This is a novel and fast growing financing model, which essentially uses the Internet to connect borrowers and lenders. Crowdfunding can enable youth and women in agriculture to raise funds from multiple individuals through donations, presales/rewards, debt, or equity.
The approach has emerged as a new way of raising funds after the 2008 financial crisis, when traditional banks reduced their funding of artisanal businesses, start-ups, and entrepreneurial enterprises. Crowdfunding can be seen as a web-based extension of the informal finance mechanism used by youth (i.e., funding from family, friends, village saving clubs, etc.) that allows them to reach more potential contributors, locally and globally.
Since 2008, crowdfunding has expanded tremendously in the developed world, especially in the United States, Europe and Australia. In 2013, the global crowdfunding market was worth more than USD 5.1 billion, and is expected to reach a market size of USD 96 billion in 2025 (Raymond, 2014).
Even though crowdfunding finances mostly artistic and technological projects, agribusinesses are increasingly raising funds via this mechanism. For instance, in the USA, Barnraiser is a crowdfunding platform specifically designed to finance food and farming innovators with the vision to establish a healthy food world. Innovators are producers of healthy and artisanal foods, community kitchens and organic farms. Interestingly, crowdfunding is also being used by young Americans to establish themselves in farming by financing land acquisition, equipment and supply startup costs, which can reach USD 300,000 for individual ventures.
The crowdfunding platform ‘Kickstarter’ has 4.7 million contributors, and is used by many young American farmers to finance their establishment in agriculture. More than 600 farming projects, including dairy, chicken cooperatives, and organic produce, were thus financed in 2013. Following this outstanding growth in developed countries, the crowdfunding market is expanding in Sub Sahara Africa (SSA) due to the rise of the middle class, the rapid penetration of mobile technology, and strong demand from entrepreneurs .
Crowdfunding is increasingly being used to finance agriculture and potentially youth agripreneurs in Africa. ‘Kiva’ is a prominent crowdfunding platform that combines an online platform with field partners to deliver loans to poor, unbanked, and underserved in the developing world.
Kiva allows a minimum loan size of US$ 25 and is run by 450 volunteers around the globe. Since its creation in 2005, Kiva has allowed approximately 1.3 million lenders to provide more than US$ 700 million in loans via 295 field partners in 86 countries. A little more than 1.6 million borrowers received an average of US$ 416.50 through Kiva.
The average loan made by a Kiva lender is about US$10. The repayment rate of the loans is high, at 98.76%. In Africa, Kiva has 110 field partners through which loans are disbursed to the borrowers. These field partners are usually Micro Finance Institutions (MFIs) that review the loan requests, post them on Kiva platforms, and collect reimbursements. Also note Kiva Zip, an interest free model being tested in the USA and Kenya that relies on organizational testimonies about recipients in lieu of interest or collateral.

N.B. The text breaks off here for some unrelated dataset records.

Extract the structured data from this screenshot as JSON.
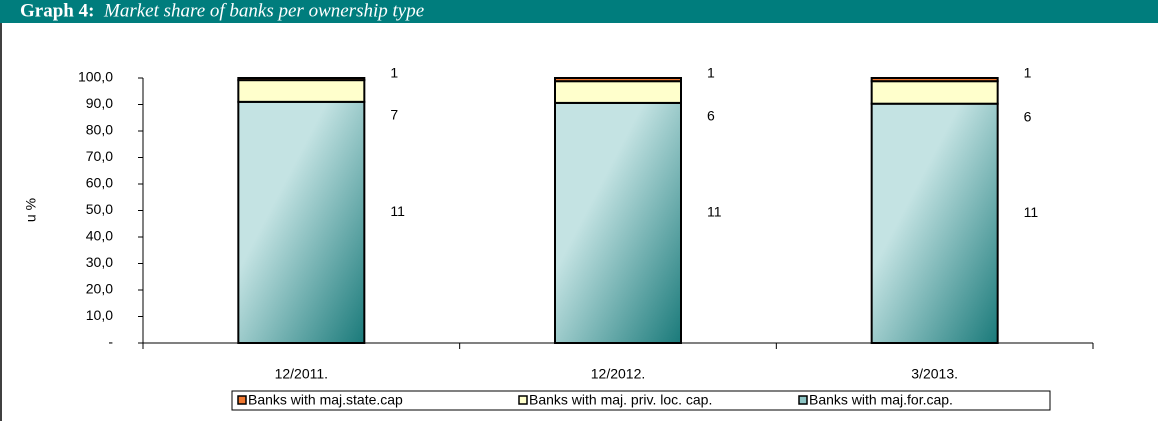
{
  "chart_data": {
    "type": "stacked_bar",
    "title_prefix": "Graph 4:",
    "title": "Market share of banks per ownership type",
    "y_label": "u %",
    "categories": [
      "12/2011.",
      "12/2012.",
      "3/2013."
    ],
    "series": [
      {
        "name": "Banks with maj.for.cap.",
        "color": "#1a7a7a",
        "values": [
          91.0,
          90.6,
          90.3
        ],
        "count_labels": [
          11,
          11,
          11
        ]
      },
      {
        "name": "Banks with maj. priv. loc. cap.",
        "color": "#ffffcc",
        "values": [
          8.2,
          8.2,
          8.5
        ],
        "count_labels": [
          7,
          6,
          6
        ]
      },
      {
        "name": "Banks with maj.state.cap",
        "color": "#f07830",
        "values": [
          0.8,
          1.2,
          1.2
        ],
        "count_labels": [
          1,
          1,
          1
        ]
      }
    ],
    "legend_order": [
      2,
      1,
      0
    ],
    "ylim": [
      0,
      100
    ],
    "yticks": [
      {
        "value": 0,
        "label": "-"
      },
      {
        "value": 10,
        "label": "10,0"
      },
      {
        "value": 20,
        "label": "20,0"
      },
      {
        "value": 30,
        "label": "30,0"
      },
      {
        "value": 40,
        "label": "40,0"
      },
      {
        "value": 50,
        "label": "50,0"
      },
      {
        "value": 60,
        "label": "60,0"
      },
      {
        "value": 70,
        "label": "70,0"
      },
      {
        "value": 80,
        "label": "80,0"
      },
      {
        "value": 90,
        "label": "90,0"
      },
      {
        "value": 100,
        "label": "100,0"
      }
    ]
  }
}
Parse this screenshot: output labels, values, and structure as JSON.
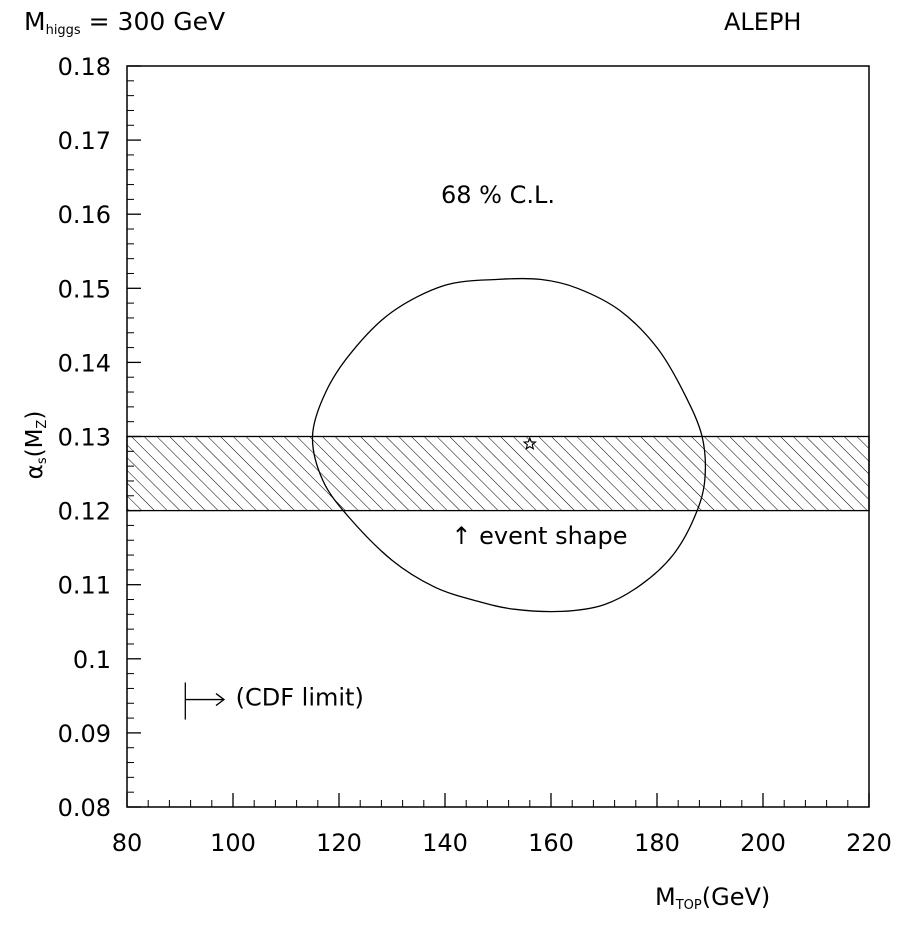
{
  "chart_data": {
    "type": "contour",
    "title_left": "M",
    "title_left_sub": "higgs",
    "title_left_rest": " = 300 GeV",
    "title_right": "ALEPH",
    "xlabel": "M",
    "xlabel_sub": "TOP",
    "xlabel_rest": "(GeV)",
    "ylabel_main": "α",
    "ylabel_sub": "s",
    "ylabel_rest": "(M",
    "ylabel_sub2": "Z",
    "ylabel_close": ")",
    "xlim": [
      80,
      220
    ],
    "ylim": [
      0.08,
      0.18
    ],
    "x_ticks": [
      80,
      100,
      120,
      140,
      160,
      180,
      200,
      220
    ],
    "x_tick_labels": [
      "80",
      "100",
      "120",
      "140",
      "160",
      "180",
      "200",
      "220"
    ],
    "y_ticks": [
      0.08,
      0.09,
      0.1,
      0.11,
      0.12,
      0.13,
      0.14,
      0.15,
      0.16,
      0.17,
      0.18
    ],
    "y_tick_labels": [
      "0.08",
      "0.09",
      "0.1",
      "0.11",
      "0.12",
      "0.13",
      "0.14",
      "0.15",
      "0.16",
      "0.17",
      "0.18"
    ],
    "contour": {
      "name": "68 % C.L.",
      "points": [
        [
          150.0,
          0.1512
        ],
        [
          140.0,
          0.1504
        ],
        [
          130.0,
          0.1468
        ],
        [
          122.5,
          0.1415
        ],
        [
          117.5,
          0.136
        ],
        [
          115.0,
          0.13
        ],
        [
          117.0,
          0.124
        ],
        [
          122.0,
          0.119
        ],
        [
          130.0,
          0.1133
        ],
        [
          138.0,
          0.1097
        ],
        [
          146.0,
          0.1078
        ],
        [
          153.0,
          0.1067
        ],
        [
          162.0,
          0.1064
        ],
        [
          170.0,
          0.1073
        ],
        [
          177.0,
          0.11
        ],
        [
          183.0,
          0.114
        ],
        [
          187.0,
          0.119
        ],
        [
          189.0,
          0.124
        ],
        [
          188.5,
          0.13
        ],
        [
          185.0,
          0.136
        ],
        [
          180.0,
          0.142
        ],
        [
          173.0,
          0.147
        ],
        [
          165.0,
          0.15
        ],
        [
          158.0,
          0.1512
        ],
        [
          150.0,
          0.1512
        ]
      ]
    },
    "best_fit": {
      "x": 156,
      "y": 0.129,
      "marker": "star"
    },
    "band": {
      "name": "event shape",
      "ymin": 0.12,
      "ymax": 0.13,
      "fill": "hatched"
    },
    "cdf_limit_x": 91,
    "annotations": {
      "cl": "68 % C.L.",
      "event_shape": "↑ event shape",
      "cdf": "(CDF limit)"
    }
  }
}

Figure 1: A low percentage African women have accounts with formal financial institutions. Source: Africa Agricultural Status Report September 2015.
Kiva is not the only crowdfunding platform in Africa with the potential to finance youth in agriculture. ‘Homestrings’, for instance, allowed entrepreneurs in more than 20 African countries to leverage funding especially from the diaspora and from impact investors. In 2013 this crowdfunding platform mobilized US$ 25 million with a minimum investment of US$ 1,000. It has a special focus on Kenya, Ghana and Nigeria. ‘Startme’ is another crowdfunding platform with reach in Africa and a focus on financing cause-related campaigns.
To sustain the development of crowdfunding platforms in SSA and the inclusion of youth agripreneurs to this funding mechanism, governments must establish a conducive environment via favorable regulations and the development and access to information and communications technologies. For example, companies should be free to raise equity as well as grants and loans through crowdfunding, without undue limitations (other than on the required level of transparency) from securities or banking regulations.
Cultural acceptance and trust between investors and investees are also important challenges affecting the rise of crowdfunding in Africa. Lastly, young agripreneurs seeking funds from crowdfunding platforms should be able to present innovative and compelling projects, which have to be backed by credible peers or the ‘crowd’, such as accredited local financial institutions, international NGOs and value chain actors. In doing so, the youth increase the trust of investors to participate in their project and reduce the risk of lending via this platform. Source: AGRA Africa Agricultural Status Report September 2015.